Scoffs come cheap. Putting the question to my Facebook friends produced a list of emphatic negatives. “Might as well not be near each other if not sharing the experience,” one wrote. “As if technology isn’t creating more isolation and poorer communication already! Arrgh!” exclaimed another.
Yet, there was a time when the notion of having multiple televisions in the same home seemed isolating and extreme. Remember this scene from Back to the Future when Marty McFly has dinner with his seventeen-year-old mother Lorraine and her family in 1955?
Lorraine Baines: It’s our first television set. Dad just picked it up today. Do you have a television?
Marty McFly: Well, yeah. You know we have… two of them.

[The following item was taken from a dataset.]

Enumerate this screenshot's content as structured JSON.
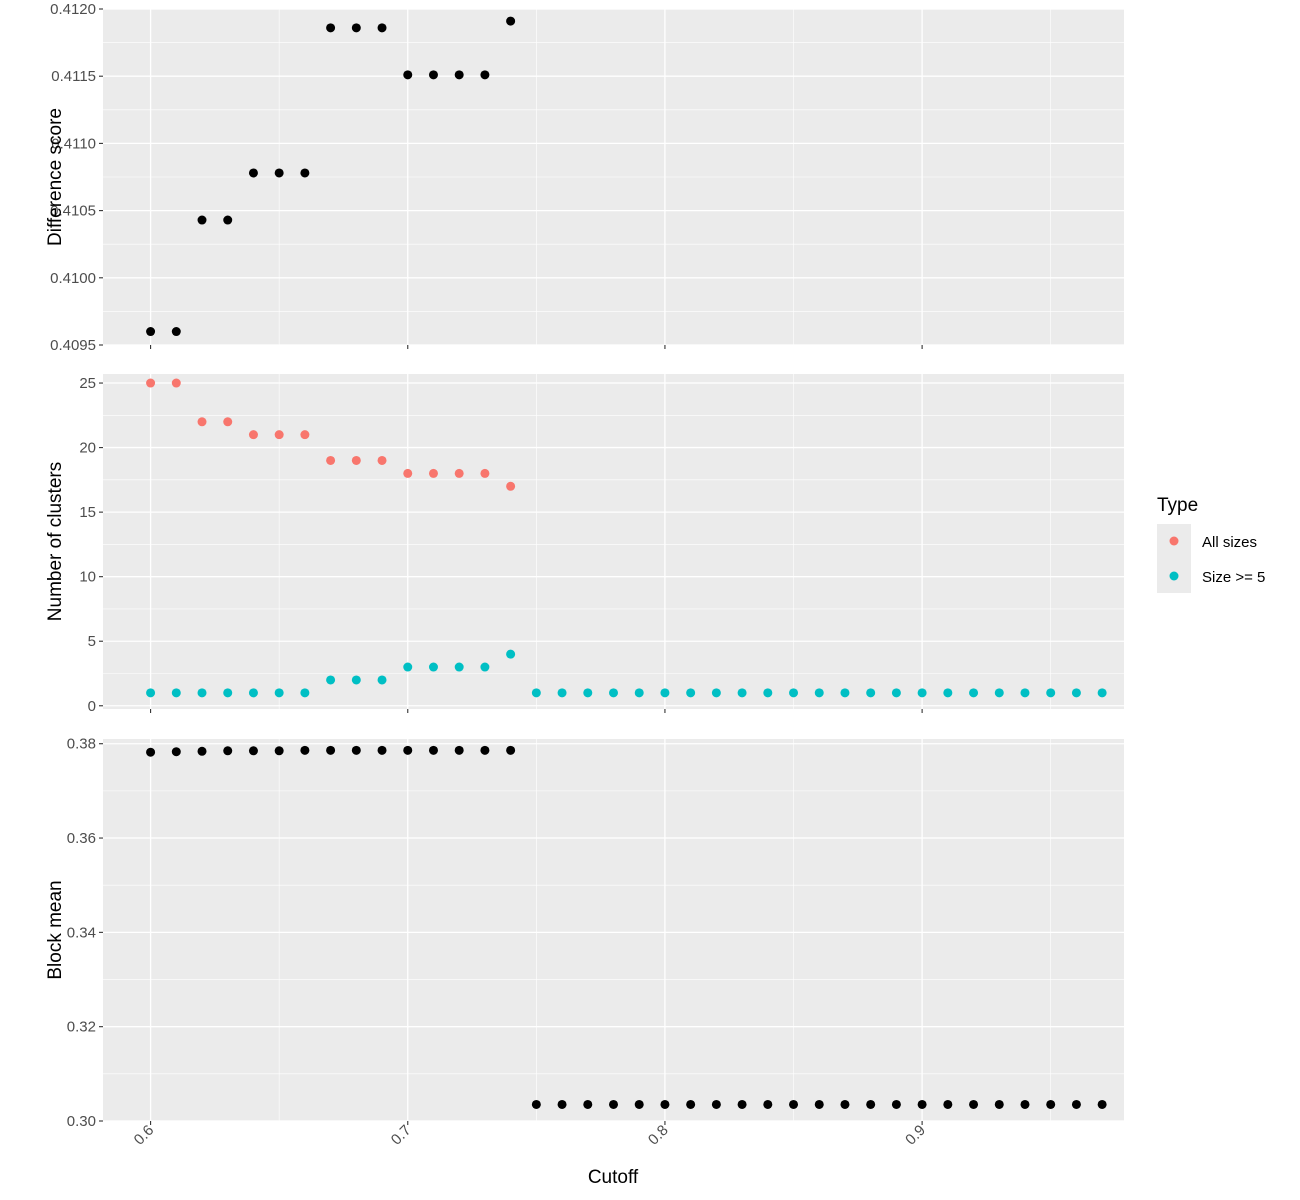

Milton Baines: Wow! You must be rich.
Stella Baines: Oh, honey, he’s teasing you. Nobody has two television sets.
That was written in 1985. Today, we not only have a television in every room, but a bunch of smaller screens as well. Tablets, laptops, smartphones, e-readers — everything but Dick Tracy’s watch. As it stands, each person in a five-member family could theoretically watch their own hand-picked content at the same time. So is it really that big of a stretch to watch two shows from the same couch? Technically, it brings people formerly on separate devices closer together.

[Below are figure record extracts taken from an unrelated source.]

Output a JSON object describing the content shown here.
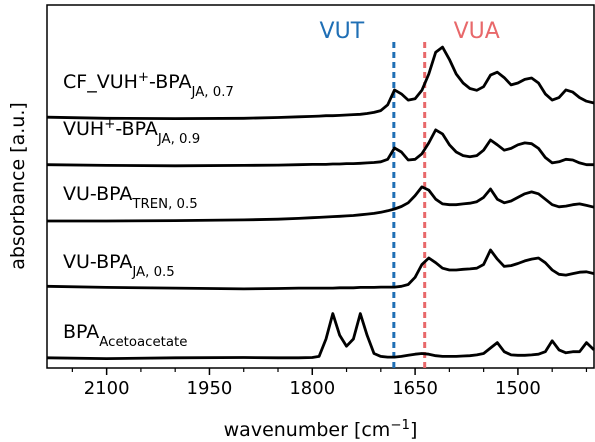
{
  "chart_data": {
    "type": "line",
    "x_label": [
      {
        "text": "wavenumber [cm",
        "style": "normal"
      },
      {
        "text": "−1",
        "style": "sup"
      },
      {
        "text": "]",
        "style": "normal"
      }
    ],
    "y_label": "absorbance [a.u.]",
    "xlim": [
      2187,
      1389
    ],
    "ylim": [
      0,
      100
    ],
    "xticks": [
      2100,
      1950,
      1800,
      1650,
      1500
    ],
    "xminorticks": [
      2150,
      2050,
      2000,
      1900,
      1850,
      1750,
      1700,
      1600,
      1550,
      1450,
      1400
    ],
    "annotations": [
      {
        "text": "VUT",
        "x": 1681,
        "color": "#1f6fb5"
      },
      {
        "text": "VUA",
        "x": 1636,
        "color": "#e8686a"
      }
    ],
    "x": [
      2187,
      2100,
      2000,
      1900,
      1850,
      1820,
      1800,
      1790,
      1780,
      1770,
      1760,
      1750,
      1740,
      1730,
      1720,
      1710,
      1700,
      1690,
      1680,
      1670,
      1660,
      1650,
      1640,
      1630,
      1620,
      1610,
      1600,
      1590,
      1580,
      1570,
      1560,
      1550,
      1540,
      1530,
      1520,
      1510,
      1500,
      1490,
      1480,
      1470,
      1460,
      1450,
      1440,
      1430,
      1420,
      1410,
      1400,
      1389
    ],
    "series": [
      {
        "name": [
          {
            "text": "CF_VUH",
            "style": "normal"
          },
          {
            "text": "+",
            "style": "sup"
          },
          {
            "text": "-BPA",
            "style": "normal"
          },
          {
            "text": "JA, 0.7",
            "style": "sub"
          }
        ],
        "color": "#000000",
        "values": [
          69.1,
          68.8,
          68.7,
          68.8,
          69,
          69.2,
          69.3,
          69.4,
          69.5,
          69.5,
          69.6,
          69.7,
          69.8,
          69.9,
          70.1,
          70.4,
          70.9,
          72.5,
          76.6,
          75.5,
          73.8,
          74.2,
          76.5,
          81,
          87,
          88.4,
          85,
          81,
          78.5,
          77,
          76.5,
          77.5,
          80.7,
          81.5,
          80,
          78,
          78.5,
          79.5,
          79.9,
          78.5,
          75.5,
          73.8,
          74.5,
          76.6,
          76,
          74.5,
          73.5,
          73
        ]
      },
      {
        "name": [
          {
            "text": "VUH",
            "style": "normal"
          },
          {
            "text": "+",
            "style": "sup"
          },
          {
            "text": "-BPA",
            "style": "normal"
          },
          {
            "text": "JA, 0.9",
            "style": "sub"
          }
        ],
        "color": "#000000",
        "values": [
          56,
          55.8,
          55.7,
          55.8,
          55.9,
          56,
          56.1,
          56.1,
          56.1,
          56.2,
          56.2,
          56.3,
          56.3,
          56.4,
          56.5,
          56.6,
          56.8,
          57.5,
          60.6,
          59.5,
          57.3,
          57.5,
          59,
          62,
          65.6,
          64.5,
          61.5,
          59.5,
          58.5,
          58.2,
          58.5,
          60,
          62.8,
          61.5,
          60,
          60.5,
          61.5,
          62,
          61.8,
          60.5,
          58,
          56.5,
          56.8,
          57.5,
          57.3,
          56.5,
          56,
          56
        ]
      },
      {
        "name": [
          {
            "text": "VU-BPA",
            "style": "normal"
          },
          {
            "text": "TREN, 0.5",
            "style": "sub"
          }
        ],
        "color": "#000000",
        "values": [
          40.5,
          40.5,
          40.6,
          40.8,
          41,
          41.2,
          41.4,
          41.5,
          41.6,
          41.7,
          41.8,
          41.9,
          42,
          42.2,
          42.4,
          42.6,
          42.9,
          43.3,
          43.8,
          44.5,
          45.5,
          47.5,
          49.9,
          49,
          46.5,
          45.2,
          45,
          45,
          45.2,
          45.4,
          45.8,
          47,
          49.3,
          46.5,
          45.5,
          46,
          47,
          48,
          48.5,
          48,
          46.5,
          45,
          44.4,
          44.6,
          45,
          45.2,
          44.8,
          44.3
        ]
      },
      {
        "name": [
          {
            "text": "VU-BPA",
            "style": "normal"
          },
          {
            "text": "JA, 0.5",
            "style": "sub"
          }
        ],
        "color": "#000000",
        "values": [
          22.5,
          22.2,
          22,
          21.8,
          21.9,
          22,
          22,
          22,
          22,
          22,
          22.1,
          22.1,
          22.1,
          22.2,
          22.2,
          22.2,
          22.3,
          22.3,
          22.3,
          22.5,
          23,
          25,
          28.5,
          30.3,
          29,
          27.5,
          27,
          27,
          27.2,
          27.3,
          27.5,
          28.5,
          32.5,
          30,
          28,
          28.2,
          28.8,
          29.5,
          30,
          30.3,
          29,
          27,
          25.8,
          25.6,
          26,
          26.4,
          26.5,
          26
        ]
      },
      {
        "name": [
          {
            "text": "BPA",
            "style": "normal"
          },
          {
            "text": "Acetoacetate",
            "style": "sub"
          }
        ],
        "color": "#000000",
        "values": [
          2.8,
          2.6,
          2.8,
          2.9,
          2.8,
          2.8,
          2.9,
          3.2,
          8,
          15,
          9,
          6,
          8,
          15,
          9,
          4,
          3.2,
          3,
          3,
          3.2,
          3.5,
          3.8,
          4,
          3.8,
          3.4,
          3.2,
          3.2,
          3.2,
          3.3,
          3.4,
          3.6,
          4,
          5.5,
          7,
          4.5,
          3.6,
          3.5,
          3.5,
          3.6,
          3.8,
          4.5,
          7.5,
          5,
          4.2,
          4.5,
          4.5,
          7,
          5
        ]
      }
    ]
  }
}
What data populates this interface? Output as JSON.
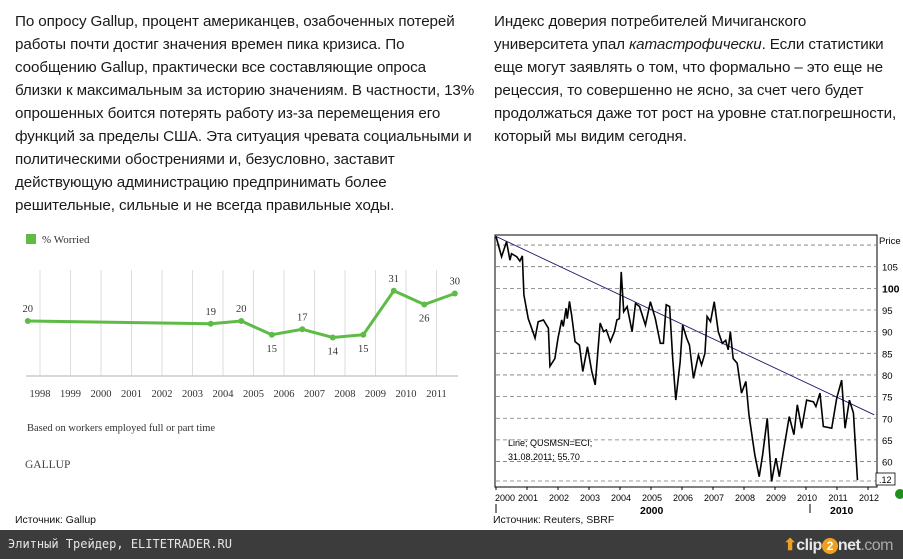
{
  "left_article": {
    "text": "По опросу Gallup, процент американцев, озабоченных потерей работы почти достиг значения времен пика кризиса. По сообщению Gallup, практически все составляющие опроса близки к максимальным за историю значениям. В частности, 13% опрошенных боится потерять работу из-за перемещения его функций за пределы США. Эта ситуация чревата социальными и политическими обострениями и, безусловно, заставит действующую администрацию предпринимать более решительные, сильные и не всегда правильные ходы.",
    "source": "Источник: Gallup"
  },
  "right_article": {
    "text_before": "Индекс доверия потребителей Мичиганского университета упал ",
    "text_italic": "катастрофически",
    "text_after": ". Если статистики еще могут заявлять о том, что формально – это еще не рецессия, то совершенно не ясно, за счет чего будет продолжаться даже тот рост на уровне стат.погрешности, который мы видим сегодня.",
    "source": "Источник: Reuters, SBRF"
  },
  "chart_data": [
    {
      "type": "line",
      "legend": "% Worried",
      "legend_color": "#5dbb46",
      "categories": [
        "1998",
        "1999",
        "2000",
        "2001",
        "2002",
        "2003",
        "2004",
        "2005",
        "2006",
        "2007",
        "2008",
        "2009",
        "2010",
        "2011"
      ],
      "series": [
        {
          "name": "% Worried",
          "x": [
            1997.6,
            2003.6,
            2004.6,
            2005.6,
            2006.6,
            2007.6,
            2008.6,
            2009.6,
            2010.6,
            2011.6
          ],
          "values": [
            20,
            19,
            20,
            15,
            17,
            14,
            15,
            31,
            26,
            30
          ],
          "labels": [
            "20",
            "19",
            "20",
            "15",
            "17",
            "14",
            "15",
            "31",
            "26",
            "30"
          ]
        }
      ],
      "note": "Based on workers employed full or part time",
      "brand": "GALLUP",
      "grid": "vertical"
    },
    {
      "type": "line",
      "ylabel": "Price",
      "yticks": [
        "105",
        "100",
        "95",
        "90",
        "85",
        "80",
        "75",
        "70",
        "65",
        "60"
      ],
      "xticks": [
        "2000",
        "2001",
        "2002",
        "2003",
        "2004",
        "2005",
        "2006",
        "2007",
        "2008",
        "2009",
        "2010",
        "2011",
        "2012"
      ],
      "decade_labels": [
        "2000",
        "2010"
      ],
      "ylim": [
        55,
        113
      ],
      "xlim": [
        2000,
        2012.3
      ],
      "grid": "horizontal-dashed",
      "annotation_line1": "Line; QUSMSN=ECI;",
      "annotation_line2": "31.08.2011; 55.70",
      "last_value_box": ".12",
      "series": [
        {
          "x": [
            2000.0,
            2000.18,
            2000.34,
            2000.45,
            2000.5,
            2000.67,
            2000.77,
            2000.85,
            2000.9,
            2001.04,
            2001.15,
            2001.26,
            2001.36,
            2001.53,
            2001.69,
            2001.74,
            2001.9,
            2002.0,
            2002.12,
            2002.17,
            2002.26,
            2002.3,
            2002.37,
            2002.44,
            2002.55,
            2002.69,
            2002.8,
            2002.95,
            2003.09,
            2003.2,
            2003.36,
            2003.47,
            2003.56,
            2003.69,
            2003.82,
            2003.9,
            2003.98,
            2004.04,
            2004.12,
            2004.23,
            2004.39,
            2004.5,
            2004.63,
            2004.82,
            2004.98,
            2005.14,
            2005.3,
            2005.4,
            2005.49,
            2005.6,
            2005.7,
            2005.8,
            2005.94,
            2006.02,
            2006.15,
            2006.24,
            2006.37,
            2006.53,
            2006.63,
            2006.74,
            2006.81,
            2006.92,
            2007.04,
            2007.17,
            2007.3,
            2007.41,
            2007.49,
            2007.56,
            2007.65,
            2007.78,
            2007.92,
            2008.06,
            2008.16,
            2008.35,
            2008.49,
            2008.6,
            2008.75,
            2008.89,
            2009.03,
            2009.14,
            2009.27,
            2009.46,
            2009.61,
            2009.72,
            2009.86,
            2010.02,
            2010.24,
            2010.32,
            2010.45,
            2010.56,
            2010.83,
            2010.99,
            2011.15,
            2011.26,
            2011.4,
            2011.53,
            2011.66
          ],
          "values": [
            112,
            107.3,
            110.8,
            106.5,
            108,
            107.3,
            106.3,
            107.5,
            98.5,
            93,
            90.8,
            88.5,
            92.3,
            92.7,
            90.8,
            82,
            83.8,
            88.5,
            92.7,
            91.2,
            95.4,
            93,
            97,
            93.8,
            87.7,
            86.9,
            80.8,
            86.5,
            80.8,
            77.7,
            92,
            90,
            90.4,
            87.7,
            90,
            92.7,
            93,
            103.8,
            94.6,
            95.8,
            90,
            96.5,
            95.8,
            91.5,
            96.9,
            93,
            87.3,
            87.3,
            96.2,
            95.8,
            83.8,
            74.2,
            83,
            91.5,
            88.5,
            86.9,
            79.2,
            84.6,
            82.3,
            85,
            93.5,
            92.3,
            96.9,
            90,
            87.3,
            88,
            85.8,
            90,
            83.8,
            82.7,
            75.8,
            78.5,
            70.8,
            61.5,
            56.5,
            61.5,
            70,
            55.4,
            60.8,
            56.5,
            62.3,
            70.4,
            66.2,
            73.1,
            67.7,
            74.2,
            73.8,
            72.7,
            75.8,
            68.1,
            67.7,
            74.6,
            78.8,
            67.7,
            74.2,
            71.2,
            55.7
          ],
          "color": "#000000"
        }
      ],
      "trendline": {
        "x": [
          2000.0,
          2012.2
        ],
        "values": [
          112,
          70.8
        ],
        "color": "#1a1a6e"
      }
    }
  ],
  "footer": {
    "site": "Элитный Трейдер, ELITETRADER.RU",
    "logo_a": "clip",
    "logo_2": "2",
    "logo_b": "net",
    "logo_c": ".com"
  }
}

Worry over isolation may be legitimate. However, a couple of points blunt that concern. First of all, how much are we really bonding when we sit together on the couch watching something? Time spent watching television can barely be considered time spent together. At best, it’s time spent alongside each other. So what does it matter if it’s spent watching the same thing? Second, the interaction which occurs around entertainment might actually be enhanced if each person has something different to talk about.

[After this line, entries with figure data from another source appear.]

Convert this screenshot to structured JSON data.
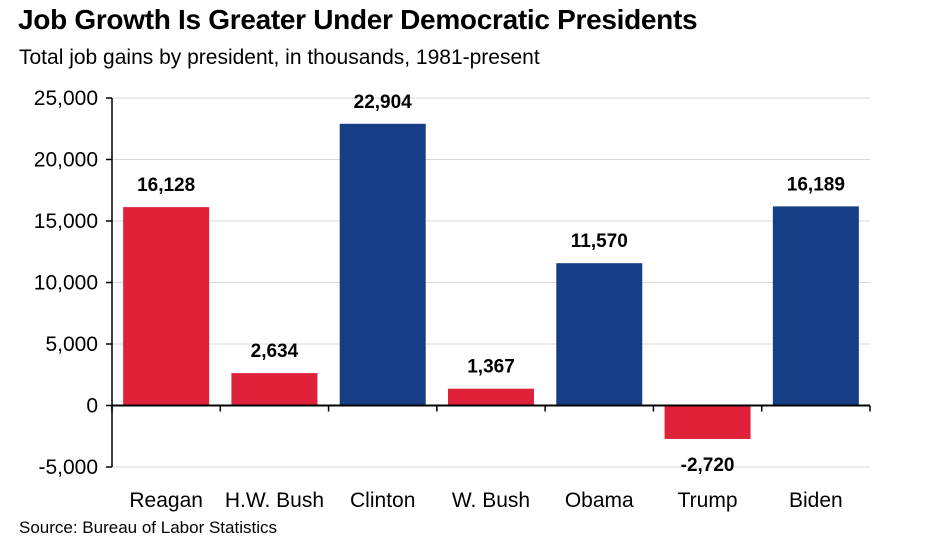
{
  "title": "Job Growth Is Greater Under Democratic Presidents",
  "subtitle": "Total job gains by president, in thousands, 1981-present",
  "source": "Source: Bureau of Labor Statistics",
  "colors": {
    "republican": "#E0213A",
    "democratic": "#173D84",
    "grid": "#D9D9D9",
    "axis": "#000000"
  },
  "chart_data": {
    "type": "bar",
    "title": "Job Growth Is Greater Under Democratic Presidents",
    "subtitle": "Total job gains by president, in thousands, 1981-present",
    "categories": [
      "Reagan",
      "H.W. Bush",
      "Clinton",
      "W. Bush",
      "Obama",
      "Trump",
      "Biden"
    ],
    "values": [
      16128,
      2634,
      22904,
      1367,
      11570,
      -2720,
      16189
    ],
    "value_labels": [
      "16,128",
      "2,634",
      "22,904",
      "1,367",
      "11,570",
      "-2,720",
      "16,189"
    ],
    "bar_colors": [
      "#E0213A",
      "#E0213A",
      "#173D84",
      "#E0213A",
      "#173D84",
      "#E0213A",
      "#173D84"
    ],
    "ylim": [
      -5000,
      25000
    ],
    "yticks": [
      -5000,
      0,
      5000,
      10000,
      15000,
      20000,
      25000
    ],
    "ytick_labels": [
      "-5,000",
      "0",
      "5,000",
      "10,000",
      "15,000",
      "20,000",
      "25,000"
    ],
    "xlabel": "",
    "ylabel": "",
    "grid": true,
    "legend": "none"
  }
}
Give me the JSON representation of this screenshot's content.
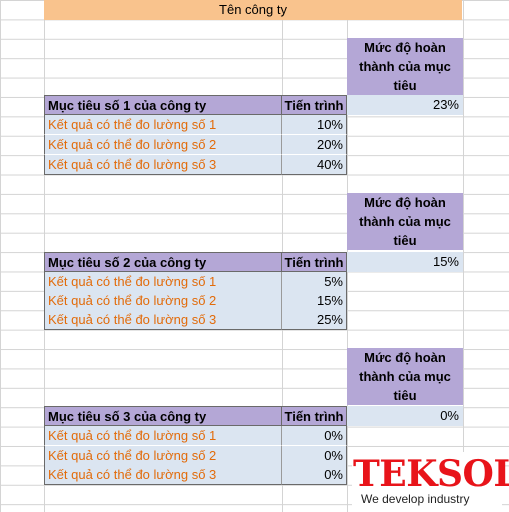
{
  "sheet": {
    "title": "Tên công ty",
    "completion_label": "Mức độ hoàn thành của mục tiêu",
    "progress_header": "Tiến trình",
    "goals": [
      {
        "name": "Mục tiêu số 1 của công ty",
        "completion": "23%",
        "results": [
          {
            "label": "Kết quả có thể đo lường số 1",
            "value": "10%"
          },
          {
            "label": "Kết quả có thể đo lường số 2",
            "value": "20%"
          },
          {
            "label": "Kết quả có thể đo lường số 3",
            "value": "40%"
          }
        ]
      },
      {
        "name": "Mục tiêu số 2 của công ty",
        "completion": "15%",
        "results": [
          {
            "label": "Kết quả có thể đo lường số 1",
            "value": "5%"
          },
          {
            "label": "Kết quả có thể đo lường số 2",
            "value": "15%"
          },
          {
            "label": "Kết quả có thể đo lường số 3",
            "value": "25%"
          }
        ]
      },
      {
        "name": "Mục tiêu số 3 của công ty",
        "completion": "0%",
        "results": [
          {
            "label": "Kết quả có thể đo lường số 1",
            "value": "0%"
          },
          {
            "label": "Kết quả có thể đo lường số 2",
            "value": "0%"
          },
          {
            "label": "Kết quả có thể đo lường số 3",
            "value": "0%"
          }
        ]
      }
    ]
  },
  "logo": {
    "wordmark": "TEKSOL",
    "tagline": "We develop industry"
  },
  "colors": {
    "title_fill": "#f9c38d",
    "header_fill": "#b4a7d6",
    "row_fill": "#dbe5f1",
    "result_text": "#e26b0a",
    "logo_red": "#e8141a"
  }
}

As technology advances, the individual becomes more empowered to pursue his or her own values. Many of the communal activities which form tradition began as matters of convenience or efficiency. The whole family shared a meal, not primarily in order to spend time together, but because it made more sense to prepare a single large meal for everyone than to prepare several smaller meals for each individual. Of course, that too has changed over the years as technology and business models have evolved alongside once traditional family roles.
We can argue the virtue of the way things used to be, and every generation will wax nostalgic about the traditions of their past. However, in the final analysis, the ability of individuals to choose from a variety of activities increases the value available to them. If anything, time spent together becomes even more precious, because it is based upon shared values rather than scarce resources. Gaggles of girlfriends will still choose to watch chick flicks. Couples will still choose to sit through romantic comedies and action flicks. And parents will still choose to watch animated spectacles with their kids. But those moments will manifest from legitimate communion rather than turn taking.
It may seem odd and unnecessary upon introduction. Then again, so did text messages when they first came on the scene.